Unfortunately, this simple idea is also a fragile one. For, one of the major causes of civil strife in many political communities in the world today is that millions of citizens have yielded entirely to the blandishments of militant comprehensive ideologies. Militant comprehensive ideologies can come from across the political spectrum and they can be religious in nature. The opening quote, for instance, is from Jewish and Arab fundamentalists…they understand what they are about. (See this review essay…Link) What is common to these militant and comprehensive ideologies is a rejection of live and let live. They run for elections with the sole aim of seizing the state in order to impose on everyone else their idea of how life ought to be lived. To repeat: “A true believer is someone who will kill you for your own good”. Because these militant ideologues do not respect the autonomy of other citizens they do not want to spend time persuading others to live the way they live. They focus on using the coercive powers of the state to impose their point of view on everyone else. They seek control of legislative bodies, courts, regulatory bodies of all kinds etc., so that they can tell all those who disagree with them “Look, our way is now the law of the land. Fall in line!”

The fundamental arena of battle is the regulation of private life through the coercive power of the state. A couple of examples should make the point. Suppose I believe that life begins at conception and that abortion is, therefore, the taking of a life. Naturally, I would refrain from paying for an abortion. But it would be something else entirely were I to seek power in order to prevent anyone from having an abortion, if I were to insist that a woman who disagrees with me has no right to choose. That battle is raging in many places today. The second example. Suppose you live in a democracy and some female members of a religious minority, say, Muslims , choose to wear the full body covering that also covers the face (the burqa) on the streets, or cover their bodies when they go to the beach to swim by wearing the famous burkini. If you are a social liberal of a deep dye you might find this offensive. Question is: should you seek to use the power of the state to ban these ways of dressing?
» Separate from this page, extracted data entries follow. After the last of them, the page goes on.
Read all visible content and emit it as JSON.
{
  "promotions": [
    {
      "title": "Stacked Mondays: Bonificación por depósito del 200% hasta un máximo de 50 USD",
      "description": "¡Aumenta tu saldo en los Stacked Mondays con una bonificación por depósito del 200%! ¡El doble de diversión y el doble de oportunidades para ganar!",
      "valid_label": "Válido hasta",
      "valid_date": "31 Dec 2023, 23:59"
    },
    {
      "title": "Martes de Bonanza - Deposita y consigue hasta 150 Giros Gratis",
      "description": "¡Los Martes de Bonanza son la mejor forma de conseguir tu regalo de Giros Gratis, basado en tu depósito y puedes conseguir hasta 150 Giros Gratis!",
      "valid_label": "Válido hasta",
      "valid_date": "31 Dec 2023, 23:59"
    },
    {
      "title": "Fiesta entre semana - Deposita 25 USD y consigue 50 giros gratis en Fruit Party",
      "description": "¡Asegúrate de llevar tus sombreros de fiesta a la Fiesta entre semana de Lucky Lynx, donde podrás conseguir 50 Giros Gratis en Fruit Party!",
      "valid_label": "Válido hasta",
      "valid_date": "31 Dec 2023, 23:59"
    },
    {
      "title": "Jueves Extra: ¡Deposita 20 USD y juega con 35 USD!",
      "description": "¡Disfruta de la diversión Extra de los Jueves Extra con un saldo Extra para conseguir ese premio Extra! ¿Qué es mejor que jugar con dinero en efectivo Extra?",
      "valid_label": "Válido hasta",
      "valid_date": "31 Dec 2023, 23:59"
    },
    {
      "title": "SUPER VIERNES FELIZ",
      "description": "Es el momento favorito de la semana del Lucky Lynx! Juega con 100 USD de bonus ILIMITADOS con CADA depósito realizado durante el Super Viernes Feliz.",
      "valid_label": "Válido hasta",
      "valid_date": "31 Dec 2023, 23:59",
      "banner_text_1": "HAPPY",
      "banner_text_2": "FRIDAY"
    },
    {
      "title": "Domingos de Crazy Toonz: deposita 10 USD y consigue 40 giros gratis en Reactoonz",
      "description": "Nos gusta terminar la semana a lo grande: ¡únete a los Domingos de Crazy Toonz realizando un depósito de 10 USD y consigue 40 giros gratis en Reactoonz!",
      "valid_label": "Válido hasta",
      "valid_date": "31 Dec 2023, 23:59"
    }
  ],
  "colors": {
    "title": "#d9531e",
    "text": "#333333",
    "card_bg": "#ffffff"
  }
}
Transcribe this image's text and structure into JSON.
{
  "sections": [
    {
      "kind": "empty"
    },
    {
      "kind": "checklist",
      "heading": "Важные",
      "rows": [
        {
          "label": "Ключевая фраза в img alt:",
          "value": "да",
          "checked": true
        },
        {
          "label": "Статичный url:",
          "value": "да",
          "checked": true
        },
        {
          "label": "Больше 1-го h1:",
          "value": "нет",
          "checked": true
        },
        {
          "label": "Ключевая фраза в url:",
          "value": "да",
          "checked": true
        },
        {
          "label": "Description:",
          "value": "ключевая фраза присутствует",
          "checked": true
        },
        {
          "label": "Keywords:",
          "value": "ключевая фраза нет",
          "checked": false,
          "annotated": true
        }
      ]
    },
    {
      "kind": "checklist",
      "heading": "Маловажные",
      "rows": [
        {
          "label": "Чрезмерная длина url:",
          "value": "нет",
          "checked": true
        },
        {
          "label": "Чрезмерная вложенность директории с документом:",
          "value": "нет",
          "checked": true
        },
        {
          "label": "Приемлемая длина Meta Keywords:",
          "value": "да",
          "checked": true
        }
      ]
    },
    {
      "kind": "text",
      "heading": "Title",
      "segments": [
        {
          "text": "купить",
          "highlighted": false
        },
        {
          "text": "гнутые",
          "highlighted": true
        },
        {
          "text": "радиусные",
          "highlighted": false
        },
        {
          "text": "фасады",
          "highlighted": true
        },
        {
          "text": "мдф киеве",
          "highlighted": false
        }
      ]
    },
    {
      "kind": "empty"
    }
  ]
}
The unfortunate consequence of the clash of rival fundamentalisms – defined here as seeking power in order to impose a view about how life ought to be lived – is that the militants and their followers seek total victory. They do not want to debate those who have a different point of view; they certainly are not willing to tolerate difference. They want to crush those who disagree with them. As a result, the public sphere is a cacophony of rival gigantic megaphones blasting fulminations characterized by mutual incomprehension; or social media sites where you commune with only those who share your view about how life ought to be lived by anybody with any sense. The stakes in politics, and especially during elections, become incredibly high. Compromise becomes well-nigh impossible. The sober center ground vanishes. In fragile political communities, the end result is often violence and bloody civil strife.

The vanishing ideal is Toleration. According to an excellent entry in The Oxford Companion to Philosophy (edited by Ted Honderich) the ideal of toleration:

Requires people to coexist peacefully with others who have fundamentally different beliefs or values. Within Western political philosophy, toleration was first discussed during the Wars of Religion between Catholics and Protestants. When the attempt to impose a single religion failed, the assumption that political stability required a common religion was replaced by the principle of toleration. This principle has now been extended to other areas of moral disagreement, including sexual orientation and political belief…

Sadly, those who abandon toleration in favor of militant comprehensive ideologies are condemned to relearn the brutal lessons of history.